Judge Denies $500M Medicaid Fraud Claim

     (CN) – A federal judge shot down an “opportunistic” whistle-blower who used publicly available information to accuse drugmakers of misrepresenting Medicaid eligibility.
     Constance Conrad had sued Abbott Laboratories, Teva Pharmaceuticals and 22 other makers, distributors and labelers of medication under the False Claims Act.
     She claimed that companies had fraudulently misrepresented a number of their products as eligible for Medicaid reimbursement, causing the U.S. government to pay state Medicaid programs more than $500 million for these drugs.
     To be eligible for Medicaid reimbursement, a drug manufacturer must file with the government a list of its covered drugs as well as the outcome of their Drug Efficacy Study Implementation (DESI), which the Food and Drug Administration uses to label drugs with codes 2 through 6 based on their safety and efficacy. Codes 5 and 6 are not eligible for Medicaid reimbursement.
     Conrad says the defendants bumped up DESI codes for a number of their products – from 5 to 3, for example – and also listed unapproved drugs as FDA-approved covered outpatient drugs, and non-drug products as covered drugs.
     After the government declined to intervene in the case, U.S. District Judge Rya Zobel found that Conrad improperly brought claims based on publicly disclosed information.
     Conrad’s claims are based on drug product data released by the FDA in various publications, as well as state utilization data files, both of which are available for download online. These data files contain thousands of lines of unadorned data, organized in columns, with a brief explanation of what each column represents.
     Conrad “concedes that these sources were publicly available, but argues that they do not raise any inference of fraud,” Zobel wrote.
     “Of course, a person studying all of these sources would likely need substantial expertise in the field in order to find the alleged discrepancy,” he added. “But the only question is whether the material facts exposing the alleged fraud are already in the public domain, not whether they are difficult to recognize. A relator cannot bring a qui tam suit based on publicly disclosed facts, even if her expertise makes her the first to understand the alleged fraud.”
     Conrad also failed to distinguish these data files from Freedom of Information Act responses.
     “Relator’s argument ignores the definition of ‘report’ that the Supreme Court established,” Zobel wrote, citing Schindler Elevator Corp. v United States ex rel. Kirk.
     “The CMS data files fall clearly within that definition,” Zobel added. “Each data file is obviously ‘something that gives information,’ a ‘notification,’ and an ‘official or formal statement of facts.'”
     Zobel also rejected Conrad’s “clever, but not persuasive,” argument that an omission is not a disclosure, and that the “public disclosure bar would only apply here if the FDA published a book listing everything that is not an approved drug, and defendants’ products were affirmatively listed in that book.”

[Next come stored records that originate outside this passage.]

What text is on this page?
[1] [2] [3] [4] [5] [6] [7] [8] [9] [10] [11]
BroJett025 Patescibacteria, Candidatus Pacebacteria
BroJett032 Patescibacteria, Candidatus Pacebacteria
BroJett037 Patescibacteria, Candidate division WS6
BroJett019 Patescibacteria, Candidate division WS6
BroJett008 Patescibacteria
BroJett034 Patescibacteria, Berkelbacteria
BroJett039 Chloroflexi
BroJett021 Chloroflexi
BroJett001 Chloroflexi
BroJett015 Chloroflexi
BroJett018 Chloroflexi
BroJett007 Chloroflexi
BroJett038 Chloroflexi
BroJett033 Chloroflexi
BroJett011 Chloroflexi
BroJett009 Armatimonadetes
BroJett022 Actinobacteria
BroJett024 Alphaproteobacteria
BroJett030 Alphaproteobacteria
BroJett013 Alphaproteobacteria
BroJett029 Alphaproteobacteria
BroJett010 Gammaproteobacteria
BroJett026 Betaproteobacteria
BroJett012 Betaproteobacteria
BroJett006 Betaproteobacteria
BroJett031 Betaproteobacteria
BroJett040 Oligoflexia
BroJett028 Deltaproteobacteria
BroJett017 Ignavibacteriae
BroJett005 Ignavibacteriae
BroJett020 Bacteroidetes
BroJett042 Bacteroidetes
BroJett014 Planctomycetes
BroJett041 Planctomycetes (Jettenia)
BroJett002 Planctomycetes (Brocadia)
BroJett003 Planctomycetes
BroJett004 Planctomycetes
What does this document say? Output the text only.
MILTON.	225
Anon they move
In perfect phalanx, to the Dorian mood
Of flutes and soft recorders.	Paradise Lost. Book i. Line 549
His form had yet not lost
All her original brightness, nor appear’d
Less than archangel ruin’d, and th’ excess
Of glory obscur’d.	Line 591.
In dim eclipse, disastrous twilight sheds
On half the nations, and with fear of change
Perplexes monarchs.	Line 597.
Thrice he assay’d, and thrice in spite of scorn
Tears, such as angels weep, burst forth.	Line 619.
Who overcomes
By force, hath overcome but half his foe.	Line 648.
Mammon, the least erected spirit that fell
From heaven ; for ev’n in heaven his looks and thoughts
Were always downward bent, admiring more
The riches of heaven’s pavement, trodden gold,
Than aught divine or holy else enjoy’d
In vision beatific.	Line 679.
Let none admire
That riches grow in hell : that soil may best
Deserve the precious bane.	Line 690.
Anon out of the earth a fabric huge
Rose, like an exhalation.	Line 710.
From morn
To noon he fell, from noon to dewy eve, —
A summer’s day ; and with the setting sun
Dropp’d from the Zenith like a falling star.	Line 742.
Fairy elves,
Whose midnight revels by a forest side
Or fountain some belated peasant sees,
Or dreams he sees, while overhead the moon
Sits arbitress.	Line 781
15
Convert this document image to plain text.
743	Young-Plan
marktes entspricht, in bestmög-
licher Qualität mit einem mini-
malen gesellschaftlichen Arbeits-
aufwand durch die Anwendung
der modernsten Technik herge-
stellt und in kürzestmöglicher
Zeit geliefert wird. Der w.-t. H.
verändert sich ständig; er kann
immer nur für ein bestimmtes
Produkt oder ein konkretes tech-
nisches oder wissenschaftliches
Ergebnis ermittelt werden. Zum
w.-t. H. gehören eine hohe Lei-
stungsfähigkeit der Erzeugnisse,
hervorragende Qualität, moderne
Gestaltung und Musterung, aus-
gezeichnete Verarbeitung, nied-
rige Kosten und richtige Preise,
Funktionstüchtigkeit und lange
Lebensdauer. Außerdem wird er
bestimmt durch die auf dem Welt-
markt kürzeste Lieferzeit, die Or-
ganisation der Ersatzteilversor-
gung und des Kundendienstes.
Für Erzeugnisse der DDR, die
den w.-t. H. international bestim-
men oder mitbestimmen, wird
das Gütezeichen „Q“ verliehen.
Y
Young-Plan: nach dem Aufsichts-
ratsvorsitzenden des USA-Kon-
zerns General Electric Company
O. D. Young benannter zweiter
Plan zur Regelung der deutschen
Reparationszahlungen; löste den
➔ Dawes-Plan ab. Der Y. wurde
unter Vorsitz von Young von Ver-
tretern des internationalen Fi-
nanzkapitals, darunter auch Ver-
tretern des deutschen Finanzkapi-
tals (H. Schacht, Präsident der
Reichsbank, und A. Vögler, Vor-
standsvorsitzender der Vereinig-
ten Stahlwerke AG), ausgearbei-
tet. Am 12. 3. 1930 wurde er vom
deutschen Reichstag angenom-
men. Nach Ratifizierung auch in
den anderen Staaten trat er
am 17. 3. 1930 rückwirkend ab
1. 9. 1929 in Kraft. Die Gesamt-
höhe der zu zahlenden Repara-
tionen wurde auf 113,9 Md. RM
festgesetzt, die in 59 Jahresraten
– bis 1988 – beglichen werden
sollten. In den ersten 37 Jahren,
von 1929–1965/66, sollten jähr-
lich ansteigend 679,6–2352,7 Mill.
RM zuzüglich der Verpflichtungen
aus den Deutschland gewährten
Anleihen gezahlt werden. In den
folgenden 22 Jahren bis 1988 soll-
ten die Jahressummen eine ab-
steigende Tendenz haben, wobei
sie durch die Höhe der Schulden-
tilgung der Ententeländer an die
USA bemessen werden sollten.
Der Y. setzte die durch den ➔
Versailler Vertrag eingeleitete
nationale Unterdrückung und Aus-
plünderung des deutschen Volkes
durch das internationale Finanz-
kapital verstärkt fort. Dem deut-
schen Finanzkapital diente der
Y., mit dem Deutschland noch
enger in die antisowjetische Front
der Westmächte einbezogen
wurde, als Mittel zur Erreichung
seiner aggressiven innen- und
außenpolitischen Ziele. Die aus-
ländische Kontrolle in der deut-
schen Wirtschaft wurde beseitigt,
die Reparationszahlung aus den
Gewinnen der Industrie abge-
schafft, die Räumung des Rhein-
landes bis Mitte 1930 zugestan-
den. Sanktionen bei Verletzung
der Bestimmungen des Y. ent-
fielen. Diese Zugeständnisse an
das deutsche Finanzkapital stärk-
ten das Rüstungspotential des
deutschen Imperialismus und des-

     “Interpreting ‘disclosure’ to mean only ‘affirmative and explicit disclosure’ would add new words to the statute Congress enacted,” she wrote. “Moreover, it would conflict with the ‘broad ordinary meaning’ of the term, and the ‘generally broad scope of the FCA’s public disclosure bar.’ Applying the most natural meaning of the term ‘disclosure,’ it includes disclosures by omission.”
     Conrad also failed to show that, without her expert knowledge and ability to interpret complicated lists of data, the government could not bring the alleged fraud to light. “Here, as in Schindler Elevator, anyone with time and the relevant expertise could have combed through the public sources identified above, discovered drug manufacturers who were out of compliance, and then filed the same suit,” Zobel wrote. “If Schindler Elevator was ‘the ‘opportunistic’ litigation that the public disclosure bar is designed to discourage,’ then so, too, is this suit.”
     Conrad describes herself as having over 30 years experience in the federal health care field, and previously brought a whistle-blower action against Forest Labs and Schwartz Pharma that reportedly led to multimillion dollar settlements with the Department of Justice.